Kathy was beaming. “What a nice thing to say. Elegant man.”
“Yeah,” I said. “Real elegant of him to agree with your rave of his new book.” Despite many accolades for all of his books, Donaldson was beginning to slip in the estimation of some critics.
“You’re just jealous,” she said.
“Yeah,” Tom said, “you wish you had a sports coat like that.”
“Actually,” Charterman said, “he wishes he could
afford
a sports coat like that.”
I couldn’t disagree.
Kathy wasn’t through. “Why do you dislike Donaldson so much, Mal?”
“I don’t dislike him. I never met him—including just now, if you were paying attention. But I do dislike what he represents—pompous posturing in a field best known for straightforward storytelling.”
“I liked his first books—” Tom shrugged. He was concentrating more on his plate of pancakes than this conversation.

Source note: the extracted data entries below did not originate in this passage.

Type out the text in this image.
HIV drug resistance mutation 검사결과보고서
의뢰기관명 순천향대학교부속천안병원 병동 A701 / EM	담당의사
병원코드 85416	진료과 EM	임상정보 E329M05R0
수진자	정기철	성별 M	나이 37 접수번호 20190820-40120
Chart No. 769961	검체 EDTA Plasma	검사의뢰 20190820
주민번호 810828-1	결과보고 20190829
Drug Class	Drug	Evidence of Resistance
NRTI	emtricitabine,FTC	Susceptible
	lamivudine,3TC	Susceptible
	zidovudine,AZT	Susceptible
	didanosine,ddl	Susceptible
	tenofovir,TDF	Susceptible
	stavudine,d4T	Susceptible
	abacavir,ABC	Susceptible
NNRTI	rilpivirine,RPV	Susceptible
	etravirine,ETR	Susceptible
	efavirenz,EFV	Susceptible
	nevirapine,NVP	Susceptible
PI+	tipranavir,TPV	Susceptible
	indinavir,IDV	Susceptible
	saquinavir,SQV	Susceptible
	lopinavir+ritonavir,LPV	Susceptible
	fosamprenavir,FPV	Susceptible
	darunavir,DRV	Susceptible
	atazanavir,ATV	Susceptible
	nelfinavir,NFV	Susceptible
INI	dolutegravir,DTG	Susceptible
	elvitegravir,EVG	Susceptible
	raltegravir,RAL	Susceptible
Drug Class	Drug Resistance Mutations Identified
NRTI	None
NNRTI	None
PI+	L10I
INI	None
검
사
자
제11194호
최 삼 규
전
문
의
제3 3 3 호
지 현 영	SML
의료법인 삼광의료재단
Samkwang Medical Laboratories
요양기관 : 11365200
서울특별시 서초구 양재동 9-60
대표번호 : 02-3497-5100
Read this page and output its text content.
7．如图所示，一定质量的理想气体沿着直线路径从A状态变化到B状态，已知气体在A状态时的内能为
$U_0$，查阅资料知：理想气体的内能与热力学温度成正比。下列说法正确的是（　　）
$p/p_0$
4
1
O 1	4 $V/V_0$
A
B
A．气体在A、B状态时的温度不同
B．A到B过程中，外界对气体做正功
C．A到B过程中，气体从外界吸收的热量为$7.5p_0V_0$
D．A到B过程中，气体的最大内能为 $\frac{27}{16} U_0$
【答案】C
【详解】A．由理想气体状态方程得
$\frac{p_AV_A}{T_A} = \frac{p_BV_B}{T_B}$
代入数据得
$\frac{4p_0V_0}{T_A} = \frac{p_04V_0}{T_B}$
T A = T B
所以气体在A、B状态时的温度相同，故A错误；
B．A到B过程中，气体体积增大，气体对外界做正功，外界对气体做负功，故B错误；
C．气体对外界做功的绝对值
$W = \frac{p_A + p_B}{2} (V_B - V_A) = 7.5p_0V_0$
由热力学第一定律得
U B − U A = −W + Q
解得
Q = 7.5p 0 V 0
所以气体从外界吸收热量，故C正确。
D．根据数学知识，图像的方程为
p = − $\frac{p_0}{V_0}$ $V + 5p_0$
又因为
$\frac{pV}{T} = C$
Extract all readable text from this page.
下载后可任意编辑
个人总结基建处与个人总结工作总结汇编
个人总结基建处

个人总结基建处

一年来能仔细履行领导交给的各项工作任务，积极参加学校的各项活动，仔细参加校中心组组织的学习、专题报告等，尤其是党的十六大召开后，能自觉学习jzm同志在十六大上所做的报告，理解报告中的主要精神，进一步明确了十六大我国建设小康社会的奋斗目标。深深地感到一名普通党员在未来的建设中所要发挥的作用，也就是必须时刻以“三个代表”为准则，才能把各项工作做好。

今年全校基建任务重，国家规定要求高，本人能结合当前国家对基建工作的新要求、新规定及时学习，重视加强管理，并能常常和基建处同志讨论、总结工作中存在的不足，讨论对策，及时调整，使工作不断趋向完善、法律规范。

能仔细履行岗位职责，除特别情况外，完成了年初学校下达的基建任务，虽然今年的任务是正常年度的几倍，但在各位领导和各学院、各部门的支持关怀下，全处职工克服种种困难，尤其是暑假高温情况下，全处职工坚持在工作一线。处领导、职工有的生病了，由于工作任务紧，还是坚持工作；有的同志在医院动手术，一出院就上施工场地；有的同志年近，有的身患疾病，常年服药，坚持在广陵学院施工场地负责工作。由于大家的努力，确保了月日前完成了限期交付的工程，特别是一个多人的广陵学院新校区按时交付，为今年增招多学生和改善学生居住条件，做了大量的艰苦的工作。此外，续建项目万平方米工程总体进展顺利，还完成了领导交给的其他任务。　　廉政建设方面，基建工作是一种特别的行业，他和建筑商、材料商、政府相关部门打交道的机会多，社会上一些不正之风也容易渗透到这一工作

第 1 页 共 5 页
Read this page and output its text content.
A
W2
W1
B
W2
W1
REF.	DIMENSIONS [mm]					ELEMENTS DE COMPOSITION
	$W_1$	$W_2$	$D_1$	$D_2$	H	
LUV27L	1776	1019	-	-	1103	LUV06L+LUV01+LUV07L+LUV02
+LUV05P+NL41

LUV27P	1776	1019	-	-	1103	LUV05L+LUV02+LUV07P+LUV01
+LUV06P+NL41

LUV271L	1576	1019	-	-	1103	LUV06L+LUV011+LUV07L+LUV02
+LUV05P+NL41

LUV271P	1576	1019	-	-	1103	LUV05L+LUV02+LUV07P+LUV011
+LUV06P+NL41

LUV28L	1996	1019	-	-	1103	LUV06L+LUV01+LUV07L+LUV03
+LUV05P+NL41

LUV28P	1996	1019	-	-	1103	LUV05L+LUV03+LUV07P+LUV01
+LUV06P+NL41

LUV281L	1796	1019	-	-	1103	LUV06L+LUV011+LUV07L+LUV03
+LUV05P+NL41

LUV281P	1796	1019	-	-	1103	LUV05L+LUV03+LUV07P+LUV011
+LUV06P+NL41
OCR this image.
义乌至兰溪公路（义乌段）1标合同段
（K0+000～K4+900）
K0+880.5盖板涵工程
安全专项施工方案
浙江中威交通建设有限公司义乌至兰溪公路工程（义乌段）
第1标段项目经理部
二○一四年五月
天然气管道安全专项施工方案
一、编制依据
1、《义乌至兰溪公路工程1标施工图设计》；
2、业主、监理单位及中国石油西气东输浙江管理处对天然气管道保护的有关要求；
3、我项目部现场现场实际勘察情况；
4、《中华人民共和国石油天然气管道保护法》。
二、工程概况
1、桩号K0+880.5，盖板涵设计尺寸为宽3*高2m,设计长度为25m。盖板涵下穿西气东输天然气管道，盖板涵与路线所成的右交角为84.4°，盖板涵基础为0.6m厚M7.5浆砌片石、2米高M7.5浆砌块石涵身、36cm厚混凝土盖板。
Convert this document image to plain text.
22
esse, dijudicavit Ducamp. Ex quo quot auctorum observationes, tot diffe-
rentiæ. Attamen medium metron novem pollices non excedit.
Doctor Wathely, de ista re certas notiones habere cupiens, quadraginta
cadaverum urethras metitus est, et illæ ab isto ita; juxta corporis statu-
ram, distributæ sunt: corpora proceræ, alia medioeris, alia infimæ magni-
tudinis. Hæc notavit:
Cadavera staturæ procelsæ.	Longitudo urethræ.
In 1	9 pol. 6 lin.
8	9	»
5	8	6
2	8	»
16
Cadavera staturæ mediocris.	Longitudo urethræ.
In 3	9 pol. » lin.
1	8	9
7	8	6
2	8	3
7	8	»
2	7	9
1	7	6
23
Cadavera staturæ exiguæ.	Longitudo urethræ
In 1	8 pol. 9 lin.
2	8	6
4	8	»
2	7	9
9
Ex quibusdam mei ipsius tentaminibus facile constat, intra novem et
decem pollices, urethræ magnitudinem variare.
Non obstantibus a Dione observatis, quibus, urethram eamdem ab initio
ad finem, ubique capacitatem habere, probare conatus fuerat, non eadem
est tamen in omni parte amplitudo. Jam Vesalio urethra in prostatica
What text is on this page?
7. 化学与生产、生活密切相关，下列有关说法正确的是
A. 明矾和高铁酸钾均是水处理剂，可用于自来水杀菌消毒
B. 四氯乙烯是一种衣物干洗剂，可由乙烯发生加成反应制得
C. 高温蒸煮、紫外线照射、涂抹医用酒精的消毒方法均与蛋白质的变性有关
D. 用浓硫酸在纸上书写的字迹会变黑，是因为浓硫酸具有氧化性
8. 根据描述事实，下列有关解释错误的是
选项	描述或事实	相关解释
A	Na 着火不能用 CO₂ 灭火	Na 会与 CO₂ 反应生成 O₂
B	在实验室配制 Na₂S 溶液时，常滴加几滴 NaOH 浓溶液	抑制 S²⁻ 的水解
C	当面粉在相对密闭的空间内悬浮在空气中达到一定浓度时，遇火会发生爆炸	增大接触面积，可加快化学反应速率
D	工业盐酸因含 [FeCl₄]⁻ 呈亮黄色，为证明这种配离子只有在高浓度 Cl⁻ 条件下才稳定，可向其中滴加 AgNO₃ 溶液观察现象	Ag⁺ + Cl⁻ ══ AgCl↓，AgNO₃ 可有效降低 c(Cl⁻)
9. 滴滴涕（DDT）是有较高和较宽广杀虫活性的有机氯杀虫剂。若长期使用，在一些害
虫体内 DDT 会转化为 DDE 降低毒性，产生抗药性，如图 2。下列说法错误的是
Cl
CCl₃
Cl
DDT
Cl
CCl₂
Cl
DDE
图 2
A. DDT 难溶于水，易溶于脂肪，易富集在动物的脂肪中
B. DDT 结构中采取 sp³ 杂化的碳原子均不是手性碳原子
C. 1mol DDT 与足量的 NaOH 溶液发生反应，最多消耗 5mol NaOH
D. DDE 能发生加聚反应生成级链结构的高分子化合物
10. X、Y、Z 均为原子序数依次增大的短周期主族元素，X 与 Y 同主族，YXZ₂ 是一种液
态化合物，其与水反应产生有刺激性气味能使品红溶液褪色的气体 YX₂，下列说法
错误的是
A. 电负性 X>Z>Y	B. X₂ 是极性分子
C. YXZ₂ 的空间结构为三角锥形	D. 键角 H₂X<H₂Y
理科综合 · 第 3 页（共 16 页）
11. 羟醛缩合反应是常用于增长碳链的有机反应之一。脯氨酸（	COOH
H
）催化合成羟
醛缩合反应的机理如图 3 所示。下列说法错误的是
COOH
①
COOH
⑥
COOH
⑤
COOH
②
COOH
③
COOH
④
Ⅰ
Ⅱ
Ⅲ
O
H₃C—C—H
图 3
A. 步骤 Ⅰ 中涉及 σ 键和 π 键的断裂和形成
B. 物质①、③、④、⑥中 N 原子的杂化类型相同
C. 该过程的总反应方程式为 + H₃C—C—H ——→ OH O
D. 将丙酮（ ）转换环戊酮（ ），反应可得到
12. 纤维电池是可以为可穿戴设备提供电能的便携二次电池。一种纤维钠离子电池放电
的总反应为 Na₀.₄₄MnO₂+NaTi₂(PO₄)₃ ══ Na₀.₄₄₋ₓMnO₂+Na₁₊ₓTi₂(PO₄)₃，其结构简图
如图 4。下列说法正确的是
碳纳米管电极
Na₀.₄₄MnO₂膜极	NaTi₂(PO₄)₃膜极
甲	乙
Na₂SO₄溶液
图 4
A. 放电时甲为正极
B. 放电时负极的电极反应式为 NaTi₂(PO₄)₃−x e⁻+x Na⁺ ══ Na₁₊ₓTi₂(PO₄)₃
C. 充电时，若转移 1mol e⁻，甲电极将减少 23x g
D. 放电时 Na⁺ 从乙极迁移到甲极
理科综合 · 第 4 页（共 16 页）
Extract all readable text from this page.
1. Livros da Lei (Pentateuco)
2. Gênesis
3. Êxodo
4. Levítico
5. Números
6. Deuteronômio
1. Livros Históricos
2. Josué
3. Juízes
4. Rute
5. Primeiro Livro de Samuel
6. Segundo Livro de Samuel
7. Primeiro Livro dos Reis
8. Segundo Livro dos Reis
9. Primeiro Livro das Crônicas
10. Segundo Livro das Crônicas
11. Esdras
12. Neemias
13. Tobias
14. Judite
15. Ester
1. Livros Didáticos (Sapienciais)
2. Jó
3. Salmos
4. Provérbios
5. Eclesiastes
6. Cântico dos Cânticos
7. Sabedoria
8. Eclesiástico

“In fairness,” I said, “I have to admit I never finished a Donaldson novel. The tortured similes and the neo-macho attitudes were too much for me. I have no time for a mystery writer who wants to be Norman Mailer when he grows up. As a matter of fact, I have no time for Norman Mailer, who after all wants to be Ernest Hemingway when he grows up. And I even get impatient with Hemingway, ’cause he obviously wanted to be Joseph Conrad when
he
grew up....”
Charterman, cutting some bacon, said, “Stop him before he gets to Chaucer, or this’ll turn into Darwin’s theory of evolution.”
Kathy folded her arms and gave me a look of mock irritation. “Could we go now? I don’t think I want to be seen with a writer who wants to be Roscoe Kane when he grows up.”
Tom said, “Who wants to grow up?” and kept eating his pancakes.
We went to the Gold Room; the panel was due to start in fifteen minutes. In the front row of the massive high-ceilinged
ornate room, Kathy found a seat just a few feet from the stage, across which stretched a long table decorated with microphones and glasses of water.